Masaaki Uesugi^*, Takeshi Hayashi and Hugo E. Jasin^2,*

^* Division of Rheumatology and Clinical Immunology, University of Arkansas for Medical Sciences and John L. McClellan Veterans Administration Center, Little Rock, AR 72205; and Department of Orthopedic Surgery, Yokohama City University School of Medicine, Yokohama, Japan

We have shown that polymorphonuclear neutrophils mediate the covalent cross-linking of immune complexes (ICs) using H₂O₂ and myeloperoxidase (MPO). Moreover, activated superficial chondrocytes produce large amounts of nitric oxide (NO), suggesting that high concentrations of these radicals may interact at the cartilage surface in rheumatoid arthritis. We describe the effects of the interaction of NO and its decay product, NO₂, with H₂O₂ and MPO on IC cross-linking. Cross-linking was measured by resistance to the guanidine extraction of plastic-bound ICs. The combination of H₂O₂, MPO, and NO in the absence of O₂ did not alter the magnitude of cross-linking. The addition of O₂ resulted in a significant enhancement of cross-linking (p < 0.004), suggesting that nitrite was responsible for the increase observed. Indeed, NaNO₂ greatly increased H₂O₂-dependent cross-linking (control: 29.2 ± 3.8; 1 mM NaNO₂: 58.4 ± 9.9; 10 mM: 60.4 ± 4.2% cross-linking, p < 0.0002). Sodium azide, which is an inhibitor of MPO, completely inhibited cross-linking. These results indicated that the product of interaction of H₂O₂ and NO₂ mediated by MPO may be responsible for the increase in cross-linking.
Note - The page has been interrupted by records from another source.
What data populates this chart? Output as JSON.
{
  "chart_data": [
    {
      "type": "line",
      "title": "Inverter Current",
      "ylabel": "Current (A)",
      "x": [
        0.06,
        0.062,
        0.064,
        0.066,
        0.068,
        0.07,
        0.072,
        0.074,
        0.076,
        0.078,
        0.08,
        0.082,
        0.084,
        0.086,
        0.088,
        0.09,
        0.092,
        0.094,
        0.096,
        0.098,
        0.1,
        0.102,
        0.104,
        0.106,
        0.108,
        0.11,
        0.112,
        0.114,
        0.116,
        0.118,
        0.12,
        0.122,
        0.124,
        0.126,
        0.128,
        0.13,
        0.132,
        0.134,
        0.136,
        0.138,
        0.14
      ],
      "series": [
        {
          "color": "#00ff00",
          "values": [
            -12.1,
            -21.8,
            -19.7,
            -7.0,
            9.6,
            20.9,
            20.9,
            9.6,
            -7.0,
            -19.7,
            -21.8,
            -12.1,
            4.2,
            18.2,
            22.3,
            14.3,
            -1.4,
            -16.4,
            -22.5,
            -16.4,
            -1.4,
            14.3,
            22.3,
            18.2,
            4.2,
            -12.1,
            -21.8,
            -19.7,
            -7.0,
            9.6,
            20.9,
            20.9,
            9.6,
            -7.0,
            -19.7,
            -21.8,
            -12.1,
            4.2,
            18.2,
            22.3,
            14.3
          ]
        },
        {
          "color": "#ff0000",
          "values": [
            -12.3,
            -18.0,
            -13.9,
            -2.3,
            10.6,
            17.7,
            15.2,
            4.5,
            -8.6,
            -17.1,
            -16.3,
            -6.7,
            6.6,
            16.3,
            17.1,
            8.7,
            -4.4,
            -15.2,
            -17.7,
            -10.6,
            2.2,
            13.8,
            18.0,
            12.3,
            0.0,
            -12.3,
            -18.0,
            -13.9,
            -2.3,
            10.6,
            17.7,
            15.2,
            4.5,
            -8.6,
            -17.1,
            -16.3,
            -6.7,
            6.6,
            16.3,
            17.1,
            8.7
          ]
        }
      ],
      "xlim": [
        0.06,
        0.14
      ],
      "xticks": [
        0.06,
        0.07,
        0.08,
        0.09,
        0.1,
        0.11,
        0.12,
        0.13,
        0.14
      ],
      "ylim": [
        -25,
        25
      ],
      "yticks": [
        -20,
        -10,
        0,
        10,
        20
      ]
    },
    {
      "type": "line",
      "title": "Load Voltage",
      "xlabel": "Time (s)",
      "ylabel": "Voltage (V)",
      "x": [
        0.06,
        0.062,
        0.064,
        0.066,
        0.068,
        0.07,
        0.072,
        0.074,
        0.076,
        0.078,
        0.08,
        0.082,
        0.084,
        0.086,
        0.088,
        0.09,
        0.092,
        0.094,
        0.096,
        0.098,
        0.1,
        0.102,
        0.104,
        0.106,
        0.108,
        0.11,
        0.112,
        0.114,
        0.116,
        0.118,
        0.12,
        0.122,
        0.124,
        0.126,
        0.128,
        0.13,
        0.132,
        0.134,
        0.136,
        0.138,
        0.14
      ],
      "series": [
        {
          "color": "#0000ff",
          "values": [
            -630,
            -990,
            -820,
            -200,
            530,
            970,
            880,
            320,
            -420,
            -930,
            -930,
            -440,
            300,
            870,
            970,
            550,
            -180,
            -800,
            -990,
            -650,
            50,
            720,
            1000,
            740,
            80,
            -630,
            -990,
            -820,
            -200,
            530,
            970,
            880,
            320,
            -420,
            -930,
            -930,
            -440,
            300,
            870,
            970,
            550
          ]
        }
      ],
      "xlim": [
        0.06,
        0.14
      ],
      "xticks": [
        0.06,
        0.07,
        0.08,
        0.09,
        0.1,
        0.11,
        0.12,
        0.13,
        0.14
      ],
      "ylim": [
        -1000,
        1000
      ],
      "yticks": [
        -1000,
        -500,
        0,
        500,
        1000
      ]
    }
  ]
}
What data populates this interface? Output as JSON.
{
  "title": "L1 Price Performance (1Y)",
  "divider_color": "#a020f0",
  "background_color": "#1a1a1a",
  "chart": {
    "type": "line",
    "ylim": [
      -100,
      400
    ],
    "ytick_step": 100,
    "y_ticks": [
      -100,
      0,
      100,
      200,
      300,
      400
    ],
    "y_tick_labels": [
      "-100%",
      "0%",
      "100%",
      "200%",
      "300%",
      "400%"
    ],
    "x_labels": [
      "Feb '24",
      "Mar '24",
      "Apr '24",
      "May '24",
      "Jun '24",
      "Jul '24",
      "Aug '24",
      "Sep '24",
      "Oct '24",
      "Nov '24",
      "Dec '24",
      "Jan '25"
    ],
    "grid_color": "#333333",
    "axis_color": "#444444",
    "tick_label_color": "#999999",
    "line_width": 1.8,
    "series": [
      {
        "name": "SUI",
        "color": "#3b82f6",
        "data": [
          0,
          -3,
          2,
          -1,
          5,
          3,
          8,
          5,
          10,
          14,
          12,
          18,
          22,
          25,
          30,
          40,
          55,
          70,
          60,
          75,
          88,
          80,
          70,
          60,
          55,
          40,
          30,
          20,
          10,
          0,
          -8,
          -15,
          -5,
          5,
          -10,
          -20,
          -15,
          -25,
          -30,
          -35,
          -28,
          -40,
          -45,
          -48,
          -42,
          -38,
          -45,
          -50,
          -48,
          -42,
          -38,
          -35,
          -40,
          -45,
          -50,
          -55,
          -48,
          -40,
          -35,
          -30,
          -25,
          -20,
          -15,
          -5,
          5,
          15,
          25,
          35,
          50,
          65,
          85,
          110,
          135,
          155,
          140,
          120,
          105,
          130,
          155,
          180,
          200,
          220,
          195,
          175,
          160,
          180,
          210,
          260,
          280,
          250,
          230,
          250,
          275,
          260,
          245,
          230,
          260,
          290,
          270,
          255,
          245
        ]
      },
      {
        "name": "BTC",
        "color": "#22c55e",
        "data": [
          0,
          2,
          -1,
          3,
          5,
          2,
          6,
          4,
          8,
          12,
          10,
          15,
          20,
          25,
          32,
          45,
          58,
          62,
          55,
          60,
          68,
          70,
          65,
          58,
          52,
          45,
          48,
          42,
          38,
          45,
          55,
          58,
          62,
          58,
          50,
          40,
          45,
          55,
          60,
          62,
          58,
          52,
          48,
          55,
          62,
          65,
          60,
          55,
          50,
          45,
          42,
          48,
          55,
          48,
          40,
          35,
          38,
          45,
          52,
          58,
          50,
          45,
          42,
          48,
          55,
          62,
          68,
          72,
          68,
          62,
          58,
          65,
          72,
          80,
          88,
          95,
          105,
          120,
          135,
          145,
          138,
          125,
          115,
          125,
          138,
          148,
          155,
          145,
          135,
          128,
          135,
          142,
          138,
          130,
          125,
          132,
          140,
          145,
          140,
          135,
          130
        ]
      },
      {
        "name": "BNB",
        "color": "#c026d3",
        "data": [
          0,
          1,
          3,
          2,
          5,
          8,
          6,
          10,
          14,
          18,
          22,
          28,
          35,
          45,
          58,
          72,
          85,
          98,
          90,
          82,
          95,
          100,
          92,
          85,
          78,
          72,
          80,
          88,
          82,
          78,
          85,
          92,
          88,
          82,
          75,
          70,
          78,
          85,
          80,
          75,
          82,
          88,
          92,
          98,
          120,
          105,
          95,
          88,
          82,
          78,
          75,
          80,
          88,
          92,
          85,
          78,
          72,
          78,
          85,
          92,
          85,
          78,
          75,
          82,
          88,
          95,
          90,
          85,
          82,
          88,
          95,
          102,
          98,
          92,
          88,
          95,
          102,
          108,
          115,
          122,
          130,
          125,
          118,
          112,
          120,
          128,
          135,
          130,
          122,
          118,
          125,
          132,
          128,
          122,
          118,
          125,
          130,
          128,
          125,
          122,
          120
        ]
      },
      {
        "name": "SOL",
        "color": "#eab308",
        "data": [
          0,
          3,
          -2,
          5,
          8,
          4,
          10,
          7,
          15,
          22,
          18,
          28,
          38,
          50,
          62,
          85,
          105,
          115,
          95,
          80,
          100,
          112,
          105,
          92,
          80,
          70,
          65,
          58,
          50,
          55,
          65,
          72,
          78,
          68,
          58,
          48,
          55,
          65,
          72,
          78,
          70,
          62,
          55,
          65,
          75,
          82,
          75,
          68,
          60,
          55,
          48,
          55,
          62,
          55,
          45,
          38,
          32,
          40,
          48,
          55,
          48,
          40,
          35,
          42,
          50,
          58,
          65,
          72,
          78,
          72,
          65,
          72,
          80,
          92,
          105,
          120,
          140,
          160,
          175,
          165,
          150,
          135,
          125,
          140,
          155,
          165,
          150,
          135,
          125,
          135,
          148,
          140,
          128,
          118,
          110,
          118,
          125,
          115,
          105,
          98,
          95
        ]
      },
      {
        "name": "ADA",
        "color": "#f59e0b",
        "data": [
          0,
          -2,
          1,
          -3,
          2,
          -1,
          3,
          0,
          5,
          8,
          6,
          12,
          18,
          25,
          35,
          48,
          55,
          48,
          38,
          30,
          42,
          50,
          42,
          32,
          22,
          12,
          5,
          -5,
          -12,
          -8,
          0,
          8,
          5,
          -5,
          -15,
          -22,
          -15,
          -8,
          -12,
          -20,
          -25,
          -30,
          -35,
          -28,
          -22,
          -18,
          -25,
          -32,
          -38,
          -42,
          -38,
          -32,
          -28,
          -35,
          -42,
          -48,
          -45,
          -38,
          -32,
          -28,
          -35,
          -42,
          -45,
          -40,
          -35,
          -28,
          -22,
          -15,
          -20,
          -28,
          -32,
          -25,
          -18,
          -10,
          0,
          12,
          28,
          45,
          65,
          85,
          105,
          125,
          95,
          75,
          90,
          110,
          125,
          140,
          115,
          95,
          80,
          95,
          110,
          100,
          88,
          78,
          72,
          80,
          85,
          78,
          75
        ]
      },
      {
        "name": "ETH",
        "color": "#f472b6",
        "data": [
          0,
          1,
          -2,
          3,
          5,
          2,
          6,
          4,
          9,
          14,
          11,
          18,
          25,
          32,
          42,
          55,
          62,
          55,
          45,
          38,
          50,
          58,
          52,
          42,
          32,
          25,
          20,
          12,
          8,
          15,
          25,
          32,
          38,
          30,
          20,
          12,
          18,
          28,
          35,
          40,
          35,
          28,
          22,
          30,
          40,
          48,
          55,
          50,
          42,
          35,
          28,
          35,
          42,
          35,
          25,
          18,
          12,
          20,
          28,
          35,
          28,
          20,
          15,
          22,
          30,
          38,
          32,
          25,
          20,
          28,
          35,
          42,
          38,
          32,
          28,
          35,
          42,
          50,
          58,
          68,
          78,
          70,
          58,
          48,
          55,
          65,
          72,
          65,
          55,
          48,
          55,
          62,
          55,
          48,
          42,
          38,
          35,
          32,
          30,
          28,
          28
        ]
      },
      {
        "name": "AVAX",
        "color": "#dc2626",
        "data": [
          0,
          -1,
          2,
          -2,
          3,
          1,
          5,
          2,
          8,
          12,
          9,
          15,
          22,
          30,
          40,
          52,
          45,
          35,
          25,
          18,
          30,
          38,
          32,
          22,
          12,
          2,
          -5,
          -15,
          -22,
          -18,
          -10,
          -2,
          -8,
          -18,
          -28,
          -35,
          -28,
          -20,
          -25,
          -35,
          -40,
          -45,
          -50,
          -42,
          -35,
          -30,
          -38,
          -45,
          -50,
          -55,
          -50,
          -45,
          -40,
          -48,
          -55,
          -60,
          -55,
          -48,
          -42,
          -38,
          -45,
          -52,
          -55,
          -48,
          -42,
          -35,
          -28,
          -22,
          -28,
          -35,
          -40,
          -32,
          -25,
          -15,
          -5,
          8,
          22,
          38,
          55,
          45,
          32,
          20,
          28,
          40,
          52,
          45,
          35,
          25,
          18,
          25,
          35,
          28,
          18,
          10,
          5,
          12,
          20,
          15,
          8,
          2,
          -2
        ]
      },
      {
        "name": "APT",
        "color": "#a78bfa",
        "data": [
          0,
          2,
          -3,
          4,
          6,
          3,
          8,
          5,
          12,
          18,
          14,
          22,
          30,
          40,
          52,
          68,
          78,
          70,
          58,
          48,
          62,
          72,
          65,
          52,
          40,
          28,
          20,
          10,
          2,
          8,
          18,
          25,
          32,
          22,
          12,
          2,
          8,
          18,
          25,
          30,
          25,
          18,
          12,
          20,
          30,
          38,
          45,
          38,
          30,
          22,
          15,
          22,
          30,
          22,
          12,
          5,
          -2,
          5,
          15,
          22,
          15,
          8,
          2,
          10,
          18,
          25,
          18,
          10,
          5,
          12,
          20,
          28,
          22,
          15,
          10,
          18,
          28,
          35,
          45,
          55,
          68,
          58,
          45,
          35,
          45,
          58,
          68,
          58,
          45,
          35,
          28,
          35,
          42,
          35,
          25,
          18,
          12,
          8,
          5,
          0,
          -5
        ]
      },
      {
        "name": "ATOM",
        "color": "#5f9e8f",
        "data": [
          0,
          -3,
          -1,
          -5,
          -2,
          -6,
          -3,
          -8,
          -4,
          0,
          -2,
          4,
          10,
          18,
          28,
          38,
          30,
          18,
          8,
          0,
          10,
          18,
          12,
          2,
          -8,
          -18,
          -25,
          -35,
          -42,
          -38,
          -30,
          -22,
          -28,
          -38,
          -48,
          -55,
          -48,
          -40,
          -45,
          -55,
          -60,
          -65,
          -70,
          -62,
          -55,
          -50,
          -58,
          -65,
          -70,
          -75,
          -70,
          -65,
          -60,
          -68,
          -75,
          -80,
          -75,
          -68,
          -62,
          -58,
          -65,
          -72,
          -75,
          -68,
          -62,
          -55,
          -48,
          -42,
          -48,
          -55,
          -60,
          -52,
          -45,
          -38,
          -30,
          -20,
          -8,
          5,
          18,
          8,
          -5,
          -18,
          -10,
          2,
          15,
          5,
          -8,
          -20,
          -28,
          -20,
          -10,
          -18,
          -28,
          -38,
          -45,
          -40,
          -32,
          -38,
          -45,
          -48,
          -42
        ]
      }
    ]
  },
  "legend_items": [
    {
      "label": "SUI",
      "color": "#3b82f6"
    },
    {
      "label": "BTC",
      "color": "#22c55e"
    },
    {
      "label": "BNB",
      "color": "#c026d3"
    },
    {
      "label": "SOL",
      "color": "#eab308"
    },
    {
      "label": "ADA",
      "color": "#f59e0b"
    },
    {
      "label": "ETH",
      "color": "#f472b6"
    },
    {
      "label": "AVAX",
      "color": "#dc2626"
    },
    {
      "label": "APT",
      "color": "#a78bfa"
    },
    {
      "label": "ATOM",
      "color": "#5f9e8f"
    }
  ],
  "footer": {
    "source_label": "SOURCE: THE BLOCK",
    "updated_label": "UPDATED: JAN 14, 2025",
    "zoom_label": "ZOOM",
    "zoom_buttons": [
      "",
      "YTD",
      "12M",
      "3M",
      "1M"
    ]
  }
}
The generation of nitrotyrosine was demonstrated when NO₂ was added to the cross-linking system. Cross-linking was also shown with an O₂^--generating system and NO. Peroxynitrite alone mediated cross-linking (100 µM ONOO^-: 40.3 ± 1.9% cross-linking; p < 0.002), and the addition of MPO significantly enhanced this effect (100 µM: 57.7 ± 6.0%; p < 0.0002 with respect to no nitrite control). Oxygen radicals and NO are likely to interact at the cartilage surface in inflammatory arthritis, resulting in an increase in oxidative damage within the joint cavity.